The BNT, a nonprofit organization, was established in 1959 and it is mandated with the conservation of natural and historic resources of The Bahamas.
Starbucks partnered with the BNT to offer assistance at the park.
Gape, a former educator, has been a part of the BNT for over 25 years. She taught at St. Augustine's College for 10 years before moving into the private sector and then eventually volunteering for the BNT in 1985.
"I was the honorary secretary, chair of the education committee," she explained.
"I got involved in the work and there was an opening for an education officer, and in 1991, I become an employee with the national trust."
"It was wonderful to become an employee. In 1991, we embarked upon the Bahama Parrot conservation campaign with the Rare Pride organization and I worked with a wonderful colleague Monique Sweeting and Susan Larson to raise awareness about the Bahama Parrot.
"Our end goal of course was to create a national park in Abaco to protect the northern breeding grounds of the Bahama Parrot."
Gape explained that the campaign immersed her and taught here a lot about conservation education.
It was during this period that she met and worked with various regional conservational experts who taught her a lot about preserving and studying wetlands.
"I was able to take the lessons that were learned in the Rare Pride campaign that we had for the parrot and basically transfer them to other educational endeavors that the trust was doing," Gape said.
The trust also partnered with the Society for the Conservation and Study for Caribbean Birds to write a wetland resource.
The resource incorporated a lot of the ideas that the trust learned with Rare Pride, resulting in a regional wetland's resource used all over the Caribbean said Gape.
"I feel really great because we did a lot of the work here in The Bahamas," she said.
"We worked with Bahamian educators to try out the lessons and the lesson plans in the resource.
"The resource has gone into its third printing. It's been printed in Spanish, French, so it's been truly rewarding for me to work in conservation education and to be able to help provide resources for Bahamian educators.
"One of the frustrating things when I was teaching was I would want resources that were more relevant to The Bahamas and I would be able to find wetland resources that talked about wetlands in Canada but I couldn't find resources that talked about wetlands in The Bahamas."
For Gape it was a personal victory.
"For me during my career as education officer and director of education for the BNT that was always one of my goals, which was to provide resources for teachers that not only would be able to educate their students but would help them in an area where they did not feel so comfortable and also get them out in the environment," said Gape.
Over 20 years later, Gape said one of her first goals, which is to begin to have a national park in Abaco is on course to happen.
While Abaco's national park has been declared, it does not have the infrastructure to allow visitors to experience what the park has to offer.
Gape explained that the BNT is working to put together a concept plan and begin to put in the infrastructure in the Abaco National Park.
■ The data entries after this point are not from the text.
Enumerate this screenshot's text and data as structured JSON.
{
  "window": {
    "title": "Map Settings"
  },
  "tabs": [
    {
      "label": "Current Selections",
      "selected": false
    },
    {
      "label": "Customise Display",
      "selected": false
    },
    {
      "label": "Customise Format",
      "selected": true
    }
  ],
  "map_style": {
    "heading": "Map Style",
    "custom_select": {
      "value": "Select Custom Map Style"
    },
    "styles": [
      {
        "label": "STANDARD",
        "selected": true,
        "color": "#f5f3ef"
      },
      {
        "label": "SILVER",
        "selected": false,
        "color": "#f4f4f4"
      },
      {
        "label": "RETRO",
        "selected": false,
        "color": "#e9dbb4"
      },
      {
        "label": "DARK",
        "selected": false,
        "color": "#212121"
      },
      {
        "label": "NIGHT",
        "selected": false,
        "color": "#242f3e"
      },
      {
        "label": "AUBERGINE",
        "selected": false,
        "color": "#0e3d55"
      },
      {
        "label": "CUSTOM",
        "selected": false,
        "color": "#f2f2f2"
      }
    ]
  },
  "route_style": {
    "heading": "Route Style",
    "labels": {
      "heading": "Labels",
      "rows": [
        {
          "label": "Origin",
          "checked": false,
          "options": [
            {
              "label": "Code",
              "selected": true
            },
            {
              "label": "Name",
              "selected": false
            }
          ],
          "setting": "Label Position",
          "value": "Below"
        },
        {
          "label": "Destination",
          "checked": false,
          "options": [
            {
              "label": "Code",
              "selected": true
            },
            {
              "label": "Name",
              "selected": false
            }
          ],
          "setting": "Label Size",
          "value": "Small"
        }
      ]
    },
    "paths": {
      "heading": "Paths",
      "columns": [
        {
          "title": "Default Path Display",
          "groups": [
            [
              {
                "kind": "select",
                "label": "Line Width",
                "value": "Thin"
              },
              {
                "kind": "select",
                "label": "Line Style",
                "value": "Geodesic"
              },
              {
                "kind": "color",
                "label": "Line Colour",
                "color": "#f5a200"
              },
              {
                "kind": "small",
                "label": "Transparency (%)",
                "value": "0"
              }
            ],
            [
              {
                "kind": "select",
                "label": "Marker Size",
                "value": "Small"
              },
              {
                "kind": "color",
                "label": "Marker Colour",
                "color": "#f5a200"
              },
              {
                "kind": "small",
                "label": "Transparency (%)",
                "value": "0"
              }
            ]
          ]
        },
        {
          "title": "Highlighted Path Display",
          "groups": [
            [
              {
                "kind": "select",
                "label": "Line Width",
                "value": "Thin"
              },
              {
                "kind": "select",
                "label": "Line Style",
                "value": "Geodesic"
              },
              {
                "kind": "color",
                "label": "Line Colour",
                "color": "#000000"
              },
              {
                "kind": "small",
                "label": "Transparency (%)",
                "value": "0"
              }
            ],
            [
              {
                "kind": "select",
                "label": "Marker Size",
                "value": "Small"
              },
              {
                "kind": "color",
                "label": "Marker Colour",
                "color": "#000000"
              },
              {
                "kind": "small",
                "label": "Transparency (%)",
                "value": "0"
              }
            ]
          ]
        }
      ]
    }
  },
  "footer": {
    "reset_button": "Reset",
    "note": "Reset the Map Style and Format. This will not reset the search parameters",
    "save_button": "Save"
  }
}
"That's going to be really rewarding for me because I got to work on getting the park declared," beamed Gape.
"We just finished our concept plan and on May 5, we are going to do a volunteer work day to begin to put in some trails and a picnic area."
One of the most interesting things about the park said Gape would be it's unique design.
"That was an area that was heavily logged, so you already have logging roads in the area," she said.
"Working with a group called Wilderness Graphics in Tallahassee, Florida, we have come up with a unique idea for having a park that you are going to be able to drive through."
It's a first for national parks she said.
"It's very exciting and I would feel very complete if we open a visitor's center in the Abaco National Park."